Warning: Some of the videos contain graphic images which some may find disturbing.
In the late 1950s, violent crime was rare in small western Kansas towns.
But on the night of November 14th, 1959, recent parolees Perry Smith & Dick Hickock walked into an unlocked home in Holcomb.
They had been told there was a safe there with thousands of dollars. That information was wrong. Smith and Hickock didn't find a safe. What they did find was four members of a well-respected farm family, the Clutters.
Frustrated, the men shot and killed Herb, Bonnie, Nancy and Kenyon Clutter.
As rare and tragic as the murders were, they didn't get much national attention, until an unusual visitor decided to spend some time in Holcomb.

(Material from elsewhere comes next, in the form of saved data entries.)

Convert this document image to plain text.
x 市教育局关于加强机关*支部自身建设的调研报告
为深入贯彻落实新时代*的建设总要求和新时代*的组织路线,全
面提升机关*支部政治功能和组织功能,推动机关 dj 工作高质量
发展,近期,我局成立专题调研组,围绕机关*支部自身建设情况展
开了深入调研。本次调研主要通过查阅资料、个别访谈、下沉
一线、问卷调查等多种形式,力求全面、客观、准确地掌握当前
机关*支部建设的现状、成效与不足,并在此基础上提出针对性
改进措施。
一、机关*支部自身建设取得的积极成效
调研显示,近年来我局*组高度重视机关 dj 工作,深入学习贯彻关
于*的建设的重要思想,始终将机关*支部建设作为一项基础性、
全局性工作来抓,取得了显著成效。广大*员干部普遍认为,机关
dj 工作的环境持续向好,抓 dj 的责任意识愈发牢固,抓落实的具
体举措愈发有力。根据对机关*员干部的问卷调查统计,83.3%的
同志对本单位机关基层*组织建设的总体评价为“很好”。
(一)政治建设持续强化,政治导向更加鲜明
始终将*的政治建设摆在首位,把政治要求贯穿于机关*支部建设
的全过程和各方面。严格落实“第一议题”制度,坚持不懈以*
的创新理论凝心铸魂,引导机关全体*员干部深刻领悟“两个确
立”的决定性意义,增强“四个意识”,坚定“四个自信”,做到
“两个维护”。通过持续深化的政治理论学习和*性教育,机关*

Truman Capote was already famous for writing "Breakfast at Tiffany's" among other works.
He arrived in Holcomb with close friend Nell Harper Lee, who was about to publish, "To Kill a Mockingbird.

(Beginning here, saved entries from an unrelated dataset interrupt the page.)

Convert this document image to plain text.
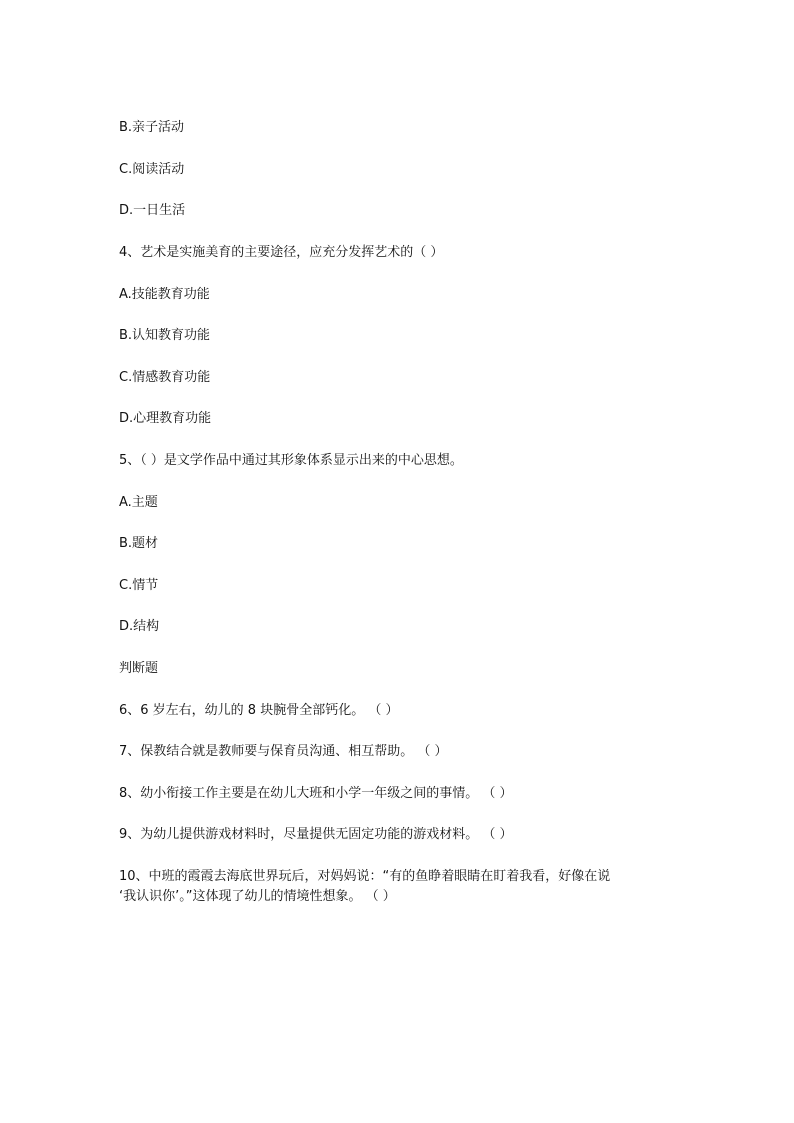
B.亲子活动
C.阅读活动
D.一日生活
4、艺术是实施美育的主要途径，应充分发挥艺术的（ ）
A.技能教育功能
B.认知教育功能
C.情感教育功能
D.心理教育功能
5、（ ）是文学作品中通过其形象体系显示出来的中心思想。
A.主题
B.题材
C.情节
D.结构
判断题
6、6 岁左右，幼儿的 8 块腕骨全部钙化。 （ ）
7、保教结合就是教师要与保育员沟通、相互帮助。 （ ）
8、幼小衔接工作主要是在幼儿大班和小学一年级之间的事情。 （ ）
9、为幼儿提供游戏材料时，尽量提供无固定功能的游戏材料。 （ ）
10、中班的霞霞去海底世界玩后，对妈妈说：“有的鱼睁着眼睛在盯着我看，好像在说
‘我认识你’。”这体现了幼儿的情境性想象。 （ ）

Cliff Hope was Mr. Clutter's attorney. He showed Capote & Lee through the family's home just weeks after the murders, a scene depicted in the recent movie, "Infamous."
Cliff and his wife Dolores later hosted the two famous writers for Christmas dinner in the Garden City house where they still live.
Dolores had been told what to expect. "You don't need to worry about conversation, because he will. He will be the center of the conversation, and that was true."
It took Capote years to finish "In Cold Blood," the story needed an ending, which didn't come until 1965 when Smith & Hickock were executed.
"In Cold Blood" came out the next year and was a national sensation, but not with everyone in western Kansas.
Dolores Hope says, "I guess there were mixed feelings about it..with Capote coming in a cutting a wide swath... but the people I know who... I think they though it was unnecessary, because these were our people and it happened here."
"The main objection many people had was that it was about the murders more than the family. Of course, he intended it to be about the murders from the very beginning," adds Cliff.
Finney County Sheriff Kevin Bascue has become an unofficial tour guide for those studying the case. You may be surprised how often that interest comes even after 50 years.
"At least monthly, sometimes weekly. I don't think we've ever gone more than several months without having somebody call, or stop in."
Of course each year, there are fewer people alive who have first hand memories of the Clutters, or Capote's visits but still Bascue says, "Because of the different folks from around the country and around the world who have come in, I just have a feeling that this particular case, this book ,that movie, will be of interest to people probably for the rest of my lifetime."
The book made Capote a millionaire and perhaps the most famous writer of his time.
Copies still sell today, but something about the Hope's edition is special, a personal note from the author reading, "For Dotie and Cliff, with my gratitude and deep affection. Truman."
In the end, the story is really not about a book, a movie or a famous author. It should be about four good people, Herb, Bonnie, Nancy and Kenyon and the people and two that loved them.